Saturday, April 21, 2012


Years ago, my youngest daughter accepted Jesus at the age of four.  To be certain that she understood, I asked her what that meant.  She replied, "I want to mind Him."  I cannot tell you how profound that is.  I have never heard an adult express in five words, what every genuinely born again believer feels at the moment of conversion.  We all want to please Him, and since He is our Lord, and should be submitted to as such, pleasing Him requires "minding Him."  The Apostle Peter described Christian growth which not only pleases God, but it can actually draw others to Christ.  He wrote: 

"Simon Peter, a servant and an apostle of Jesus Christ, to them that have obtained like precious faith with us through the righteousness of God and our Saviour Jesus Christ:  grace and peace be multiplied unto you through the knowledge of God, and of Jesus our Lord, according as his divine power hath given unto us all things that pertain unto life and godliness, through the knowledge of him that hath called us to glory and virtue:  whereby are given unto us exceeding great and precious promises: that by these ye might be partakers of the divine nature, having escaped the corruption that is in the world through lust.  And beside this, giving all diligence, add to your faith virtue; and to virtue knowledge; and to knowledge temperance; and to temperance patience; and to patience godliness; and to godliness brotherly kindness; and to brotherly kindness charity.  For if these things be in you, and abound, they make you that ye shall neither be barren nor unfruitful in the knowledge of our Lord Jesus Christ" (2 Pet. 1:1-8). 
Notice the progression.  We are saved when we place our faith in the risen Son of God, but our transformation into His likeness, called sanctification, is a process of growth.  Believing in Jesus leads us to want to live a virtuous life; we want to please Him, and we do not want to cause others to reject Him.  That is the first requirement for pleasing Him.

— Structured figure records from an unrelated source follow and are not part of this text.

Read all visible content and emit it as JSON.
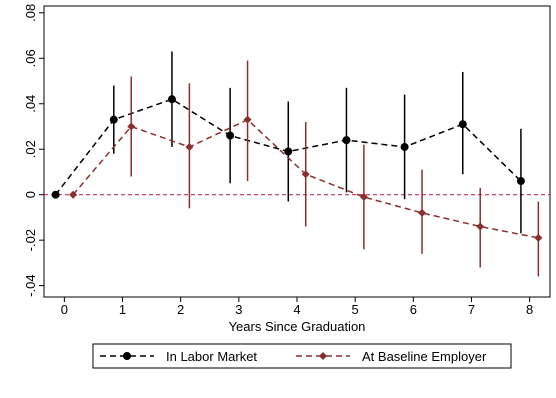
{
  "chart_data": {
    "type": "line",
    "title": "",
    "xlabel": "Years Since Graduation",
    "ylabel": "",
    "xlim": [
      -0.35,
      8.35
    ],
    "ylim": [
      -0.045,
      0.083
    ],
    "x_ticks": [
      0,
      1,
      2,
      3,
      4,
      5,
      6,
      7,
      8
    ],
    "x_tick_labels": [
      "0",
      "1",
      "2",
      "3",
      "4",
      "5",
      "6",
      "7",
      "8"
    ],
    "y_ticks": [
      -0.04,
      -0.02,
      0,
      0.02,
      0.04,
      0.06,
      0.08
    ],
    "y_tick_labels": [
      "-.04",
      "-.02",
      "0",
      ".02",
      ".04",
      ".06",
      ".08"
    ],
    "reference_line": {
      "y": 0,
      "style": "dashed",
      "color": "#c0305a"
    },
    "legend_position": "bottom",
    "series": [
      {
        "name": "In Labor Market",
        "color": "#000000",
        "marker": "circle",
        "line_style": "dashed",
        "offset": -0.15,
        "x": [
          0,
          1,
          2,
          3,
          4,
          5,
          6,
          7,
          8
        ],
        "y": [
          0,
          0.033,
          0.042,
          0.026,
          0.019,
          0.024,
          0.021,
          0.031,
          0.006
        ],
        "ci_low": [
          null,
          0.018,
          0.021,
          0.005,
          -0.003,
          0.001,
          -0.002,
          0.009,
          -0.017
        ],
        "ci_high": [
          null,
          0.048,
          0.063,
          0.047,
          0.041,
          0.047,
          0.044,
          0.054,
          0.029
        ]
      },
      {
        "name": "At Baseline Employer",
        "color": "#8b2e2e",
        "marker": "diamond",
        "line_style": "dashed",
        "offset": 0.15,
        "x": [
          0,
          1,
          2,
          3,
          4,
          5,
          6,
          7,
          8
        ],
        "y": [
          0,
          0.03,
          0.021,
          0.033,
          0.009,
          -0.001,
          -0.008,
          -0.014,
          -0.019
        ],
        "ci_low": [
          null,
          0.008,
          -0.006,
          0.006,
          -0.014,
          -0.024,
          -0.026,
          -0.032,
          -0.036
        ],
        "ci_high": [
          null,
          0.052,
          0.049,
          0.059,
          0.032,
          0.022,
          0.011,
          0.003,
          -0.003
        ]
      }
    ]
  }
}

Once we have made that commitment, we are to learn all we can about our Lord, what pleases Him, what He would have us do, and not do.  Knowledge of those things, coupled with determination, leads to temperance, to self-control.  Even though we fail, with each failure, we become more determined to conquer our old sin nature.  Gaining self-control takes time, it takes patience with oneself, and with others.  We need to recognize we begin with a new birth, and are babes in the beginning.  It is so easy to become discouraged and lose patience with ourselves.  That is pride; that is expecting that we should instantly be Christ-like.  That isn't the way it works.  Growth takes time.

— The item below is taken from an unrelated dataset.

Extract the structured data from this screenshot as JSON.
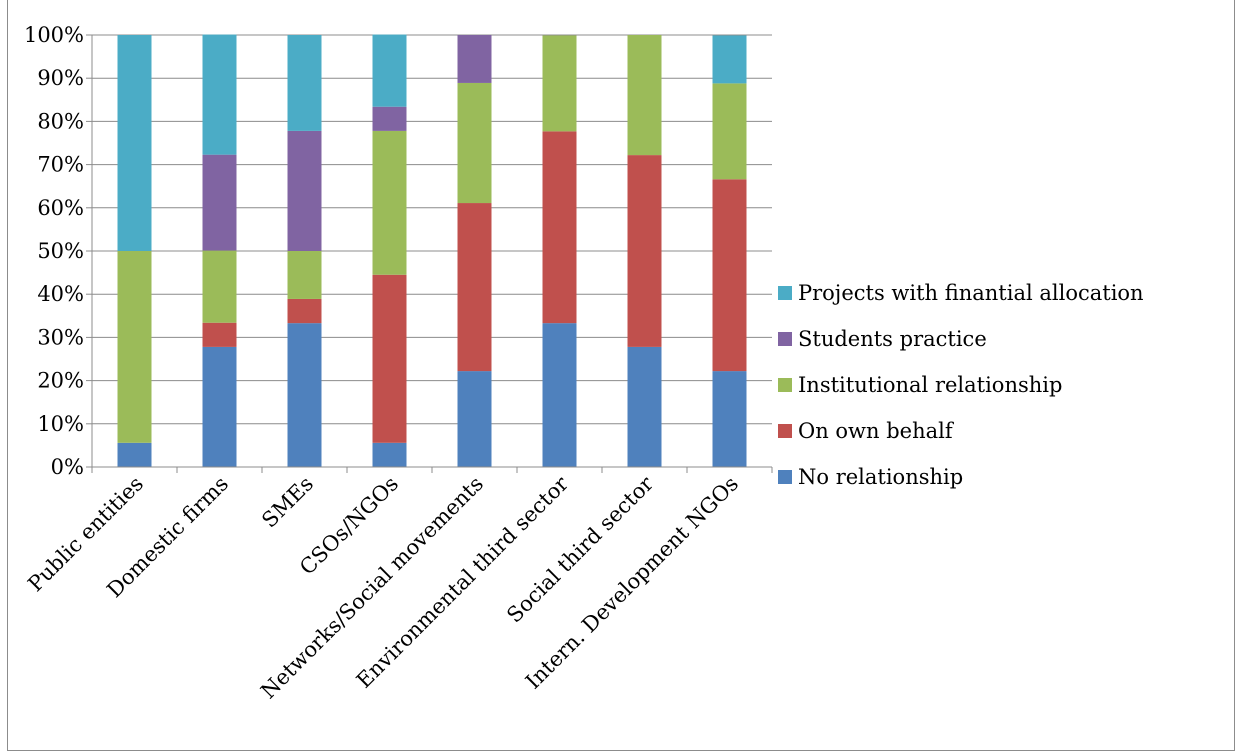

When we realize we still have "miles to go before we sleep," we are seeing ourselves as God sees us; we are thinking like God, and that is the beginning of our godliness:  God-likeness.  God-likeness is characterized, not only in thinking like God, but in acting like God; God is love, and when we are like Him, we love.  We are kind to those we love.  We are especially kind to those He loves:  our enemies!

When these characteristics are seen in us by the lost world, then one of two things happens;  we are either hated with the same venomous hatred the world has for Christ, or we are loved with the same love God's children have for Him.  Either way, we have minded our Lord, and He is pleased with us.

Do you really want to please God?  Then mind Him!